Land Rover has packed a comprehensive range of top notch safety specifications into the vehicle which helped it achieve the maximum five stars in the Euro NCAP safety ratings.

All in all, the Evoque is quite an all-rounder that looks just at home on a business trip as it does waiting outside the school gates. And don’t forget the off-roading capabilities means never being caught out by Mother Nature’s mood swings.

Test Drive

Land Rover Evoque SD4 2.2 coupe

Land Rover has entered the fashion market with its latest Range Rover – the multi award-winning and drop dead gorgeous Evoque.

In fairness, there has never been any doubt that the company could build the very best in rough, tough and ready for action vehicles, but the Evoque proves there is a softer side to Land Rover.

But, make no mistake, the Evoque may look trendier than the mighty upright vehicles normally associated with the brand, but it’s certainly no slouch when it comes to performance both on and off road.

With its low roofline and neat streamlining, the car looks great from every possible angle and when you add in the tinted windows, twin tailpipes and smart alloys, its appeal just keeps on growing.

Inside there is every luxury and creature comfort you can imagine and the leather seats, which can be heated of course, offer excellent comfort and support.

The test model – a three-door coupe – featured dark grey leather seats that with a dazzling yellow stripe which contrasted neatly with the yellow stitching on the leather dashboard and door panels.

It’s these types of design touches that really help Land Rover stand out from the crowd.

The vehicles features a massive panoramic roof stretching the length of the car which allows light to flood into the cabin and that means back seat passengers are not engulfed in a claustrophobic environment.

In fact, there is ample space for two six footers to stretch out in the back, although the low raked roofline means there is not vast amounts of head room.

Technical wizardry is on display at every turn with features such as a clear and precise eight inch colour touchscreen with dual viewing mode.

This means the passenger can watch a movie while the driver still has all the regular info on display at the same time.

There’s a great sat nav, a very user-friendly cruise control, automatic stop/start, a brilliant audio and media system, dual-zone air con, surround cameras and parking sensors plus much, much more.

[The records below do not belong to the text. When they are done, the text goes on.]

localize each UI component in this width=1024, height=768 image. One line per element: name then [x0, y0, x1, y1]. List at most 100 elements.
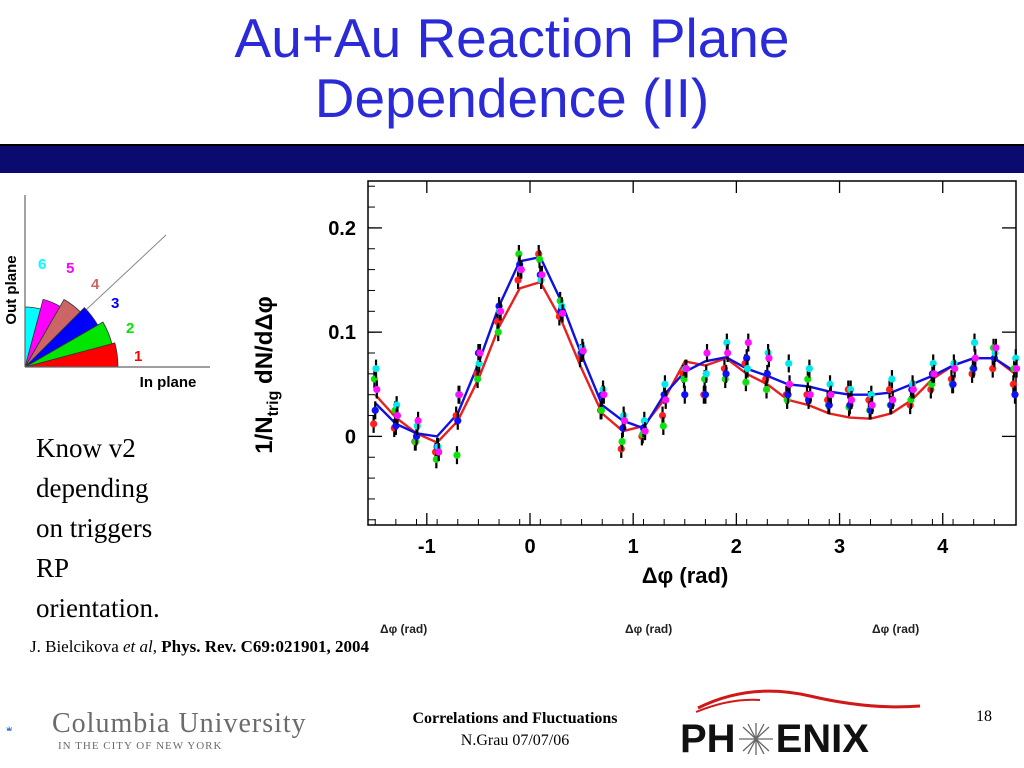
data-point [806, 391, 814, 399]
x-tick-label: 0 [524, 536, 535, 558]
inset-wedge-label: 2 [126, 320, 134, 337]
data-point [805, 365, 813, 373]
chart-series-points [370, 244, 1021, 469]
data-point [497, 307, 505, 315]
data-point [763, 370, 771, 378]
data-point [538, 271, 546, 279]
side-note-line: Know v2 [36, 433, 136, 463]
citation-etal: et al [123, 637, 153, 656]
inset-wedge-3 [24, 307, 99, 368]
data-point [762, 385, 771, 394]
ghost-axis-label: Δφ (rad) [380, 622, 428, 636]
side-note-line: depending [36, 473, 149, 503]
y-tick-label: 0.1 [328, 322, 356, 344]
slide-title: Au+Au Reaction Plane Dependence (II) [0, 8, 1024, 128]
data-point [889, 396, 897, 404]
chart-tick-labels: -1 0 1 2 3 4 0 0.1 0.2 [328, 218, 949, 558]
data-point [724, 349, 732, 357]
data-point [909, 385, 917, 394]
footer-author-date: N.Grau 07/07/06 [460, 732, 570, 749]
data-point [453, 451, 461, 459]
columbia-logo-subtitle: IN THE CITY OF NEW YORK [58, 740, 223, 752]
inset-x-label: In plane [140, 374, 197, 391]
data-point [662, 396, 670, 404]
data-point [744, 338, 752, 347]
ghost-axis-label: Δφ (rad) [872, 622, 920, 636]
data-point [372, 365, 380, 373]
citation-reference: Phys. Rev. C69:021901, 2004 [161, 637, 370, 656]
data-point [659, 422, 667, 430]
chart-y-axis-label: 1/Ntrig dN/dΔφ [251, 296, 282, 454]
inset-y-label: Out plane [3, 255, 20, 324]
chart-frame [367, 180, 1017, 526]
data-point [992, 344, 1000, 352]
x-tick-label: 4 [937, 536, 949, 558]
data-point [393, 411, 402, 420]
citation-separator: , [152, 637, 158, 656]
data-point [888, 375, 896, 383]
data-point [868, 401, 876, 409]
data-point [494, 328, 502, 336]
footer: Correlations and Fluctuations N.Grau 07/… [380, 708, 650, 752]
data-point [1012, 365, 1021, 373]
data-point [435, 448, 443, 456]
inset-wedge-label: 1 [134, 348, 142, 365]
data-point [785, 359, 793, 368]
x-tick-label: 3 [834, 536, 845, 558]
data-point [535, 255, 544, 263]
phenix-logo-swoosh [695, 689, 921, 713]
data-point [949, 380, 957, 388]
data-point [682, 365, 690, 373]
data-point [579, 347, 587, 355]
page-number: 18 [976, 708, 992, 725]
inset-wedge-label: 4 [91, 276, 100, 293]
citation-author: J. Bielcikova [30, 637, 119, 656]
chart-ticks [368, 181, 1016, 525]
data-point [847, 396, 856, 404]
title-divider-bar [0, 144, 1024, 173]
data-point [600, 391, 608, 399]
data-point [951, 365, 959, 373]
data-point [455, 391, 463, 399]
inset-wedges [24, 298, 119, 368]
data-point [620, 417, 629, 425]
series-line [374, 255, 1016, 438]
data-point [970, 338, 979, 347]
data-point [597, 406, 606, 414]
inset-wedge-2 [24, 321, 113, 368]
data-point [517, 266, 525, 274]
data-point [371, 406, 379, 414]
series-line [374, 280, 1016, 445]
data-point [476, 349, 484, 357]
x-tick-label: -1 [418, 536, 436, 558]
side-note: Know v2 depending on triggers RP orienta… [36, 428, 236, 628]
data-point [661, 380, 669, 388]
correlation-chart: -1 0 1 2 3 4 0 0.1 0.2 1/Ntrig dN/dΔφ Δφ (rad) [251, 180, 1021, 588]
data-point [373, 385, 381, 394]
data-point [930, 370, 938, 378]
inset-wedge-label: 6 [38, 256, 46, 273]
chart-x-axis-label: Δφ (rad) [642, 563, 729, 588]
phenix-logo: PH ENIX [680, 717, 869, 762]
data-point [722, 370, 730, 378]
data-point [703, 349, 711, 357]
y-tick-label: 0 [345, 426, 356, 448]
data-point [785, 380, 794, 388]
slide-title-line2: Dependence (II) [314, 67, 710, 129]
data-point [454, 417, 462, 425]
inset-wedge-4 [24, 298, 81, 368]
data-point [681, 391, 689, 399]
columbia-crown-icon [6, 726, 12, 732]
data-point [765, 354, 773, 362]
data-point [370, 420, 378, 428]
columbia-logo-name: Columbia University [52, 708, 307, 739]
data-point [742, 378, 750, 386]
slide-title-line1: Au+Au Reaction Plane [234, 7, 790, 69]
x-tick-label: 1 [628, 536, 639, 558]
inset-wedge-5 [24, 298, 61, 368]
phenix-logo-right: ENIX [775, 717, 869, 761]
side-note-line: on triggers [36, 513, 153, 543]
phenix-logo-left: PH [680, 717, 736, 761]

Luggage requirements are catered for thanks to the generously-sized boot and the capacity can be increased further with fold flat rear seats.

Having been lucky enough to take the Evoque off road recently I can vouch for its 4×4 capabilities and should Mother Nature produce the unexpected the vehicle can quickly be switched into driving modes to deal with any eventuality.

And the Evoque is just as happy to show off its performance credentials on the Tarmac too with beautiful handling, excellent acceleration and very smooth gear changes through the six-speed automatic transmission. There is the steering wheel-mounted paddle shift option to change gears if so desired.

The 2.2-litre diesel-powered engine delivered ample oomph and features such as the blind spot warning system are an added bonus for motorway driving.

I did find I was leaning forward on a couple of occasions during city driving to see round the huge door mirrors and side pillar, but that minor gripe aside, the Evoque was an absolute dream to drive.

As one would expect, the vehicle is packed to bursting with quality safety specifications to help protect occupants and pedestrians alike.

All in all, the ideally priced Evoque really opens up the Land Rover range to a whole new audience.